Pierre Havaux

Vent du Nord de Pierre Havaux: quand Zuhal Demir coupe les vivres à l’activisme climatique

Pierre Havaux Journaliste au Vif

Elle ne prétend pas seulement avoir volontiers la main verte, elle sait aussi avoir la main lourde. Zuhal Demir (N-VA), qui a le souci de l’environnement dans ses attributions ministérielles, n’est pas d’humeur à tolérer que l’engagement en faveur du climat autorise à professer n’importe quoi sous les couleurs de la Flandre.

Prêcher les vertus du développement durable se pratique sur les campus universitaires flamands par le biais de plateformes qui ont pour vocation d’insuffler la passion d’agir en faveur d’une planète viable. De Louvain à Gand en passant par Anvers, Hasselt et la VUB à Bruxelles, des Green Offices s’emploient ainsi à répandre la bonne parole au sein des communautés étudiantes et académiques. Changement climatique, gaspillage alimentaire, biodiversité, cycle court, économie verte: tout donne matière à sensibiliser, débattre, se bouger. Toute cette mobilisation est manifestement appréciée par l’administration flamande de l’Environnement, au point d’avoir conclu, en 2022, par le truchement de son pôle d’éducation à la durabilité, une coopération avec la Students Organizing for Sustainability International, la coupole qui coiffe ces officines répandues un peu partout dans le monde et que l’Unesco tient en grande estime.

Il n’appartient pas aux pouvoirs publics de soutenir de telles organisations.

Mais se répand le soupçon que ces instruments de conscientisation ne seraient pas toujours si inoffensifs que cela. On s’y livrerait à des séances d’endoctrinement sur des thèmes aux relents jugés par d’aucuns subversifs. Ainsi le 2 mai dernier, avec cette causerie consacrée par l’antenne gantoise des Green Offices au «klimaatracisme» dans une perspective intersectionnelle. Ou comment établir des ponts entre l’antiracisme et le mouvement climatique et trouver les moyens de décoloniser celui-ci. De quoi nourrir la réflexion d’un panel de discussion où figurait notamment l’emblématique activiste Anuna De Wever. Racisme? Climat? Décolonisation? Mise au parfum, l’extrême droite a tendu l’oreille. Le Vlaams Belang s’est ému que ce brainstorming ait pu se dérouler, comble de l’indécence, en présence du logo de la puissance publique flamande sur l’affiche annonciatrice de l’événement.

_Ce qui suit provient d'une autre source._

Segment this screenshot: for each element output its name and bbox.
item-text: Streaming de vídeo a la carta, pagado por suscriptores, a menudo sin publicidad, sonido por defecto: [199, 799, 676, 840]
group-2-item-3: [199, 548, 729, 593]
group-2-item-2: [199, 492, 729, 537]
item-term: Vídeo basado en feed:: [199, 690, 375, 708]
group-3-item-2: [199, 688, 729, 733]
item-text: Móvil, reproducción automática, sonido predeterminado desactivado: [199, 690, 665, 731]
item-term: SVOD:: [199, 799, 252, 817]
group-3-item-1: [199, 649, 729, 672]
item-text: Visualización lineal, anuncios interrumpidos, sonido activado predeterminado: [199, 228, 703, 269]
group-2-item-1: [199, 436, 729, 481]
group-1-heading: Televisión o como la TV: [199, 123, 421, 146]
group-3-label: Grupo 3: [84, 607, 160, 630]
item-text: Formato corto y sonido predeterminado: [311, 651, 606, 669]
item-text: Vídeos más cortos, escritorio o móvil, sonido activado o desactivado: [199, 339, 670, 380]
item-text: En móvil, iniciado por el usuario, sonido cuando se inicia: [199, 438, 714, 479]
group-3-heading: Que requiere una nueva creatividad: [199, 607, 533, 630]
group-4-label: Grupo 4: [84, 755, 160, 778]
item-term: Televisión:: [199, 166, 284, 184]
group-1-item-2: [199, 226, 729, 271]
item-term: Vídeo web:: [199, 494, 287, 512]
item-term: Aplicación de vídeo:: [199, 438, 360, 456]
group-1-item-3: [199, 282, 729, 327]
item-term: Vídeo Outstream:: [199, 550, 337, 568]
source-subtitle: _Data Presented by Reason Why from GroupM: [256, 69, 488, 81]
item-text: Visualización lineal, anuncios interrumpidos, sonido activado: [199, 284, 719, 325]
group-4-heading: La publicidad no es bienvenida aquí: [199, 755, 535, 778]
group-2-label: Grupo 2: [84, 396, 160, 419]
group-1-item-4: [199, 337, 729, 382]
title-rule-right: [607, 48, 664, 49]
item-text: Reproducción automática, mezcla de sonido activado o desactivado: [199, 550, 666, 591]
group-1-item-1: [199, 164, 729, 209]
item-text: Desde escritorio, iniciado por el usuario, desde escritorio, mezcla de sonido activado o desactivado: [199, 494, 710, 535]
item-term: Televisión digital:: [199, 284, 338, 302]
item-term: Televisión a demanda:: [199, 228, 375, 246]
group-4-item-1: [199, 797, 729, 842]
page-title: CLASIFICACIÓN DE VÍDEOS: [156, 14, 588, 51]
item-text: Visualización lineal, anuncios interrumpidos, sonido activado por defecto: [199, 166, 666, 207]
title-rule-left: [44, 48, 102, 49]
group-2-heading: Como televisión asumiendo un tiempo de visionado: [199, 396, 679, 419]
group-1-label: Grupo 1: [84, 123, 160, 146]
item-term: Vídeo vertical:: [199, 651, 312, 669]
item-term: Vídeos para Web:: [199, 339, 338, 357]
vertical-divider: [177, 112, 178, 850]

Prier la ministre de tutelle de s’expliquer sur cette marque bien visible de soutien s’imposait.

«Je n’ai rien à voir là-dedans», a assuré et rassuré Zuhal Demir, pas davantage que le gouvernement flamand auquel elle appartient et qui n’a adopté «aucune prise de position» ni pris «aucune mesure ou initiative visant à lutter contre le racisme climatique», pas plus que son administration ne finance les activités spécifiques de ces Green Offices. Il est vrai, a concédé la ministre N-VA, que ledit département a bien conclu un accord avec cette Students Organizing for Sustainability International qui a même eu droit à 30 000 euros en 2022 et à 36 300 euros cette année pour son aide au réseau des Green Offices de Flandre. Et si le logo officiel de la Flandre était bien de sortie ce soir-là, ce n’était que par une décision autonome de l’UGent de soutenir la conférence par le biais de sa doctoral school bel et bien financée par de l’argent du contribuable flamand.

L’affaire ainsi tirée au clair, il restait à la clôturer pour de bon. En donnant instruction à l’administration de mettre fin sans autre forme de procès à cette collaboration, y compris financière, au motif «qu’il n’appartient pas aux pouvoirs publics de soutenir structurellement de telles organisations», a fait sobrement savoir la ministre. Ce que le Vlaams Belang veut, Zuhal Demir le peut.

Pierre Havaux est journaliste au Vif.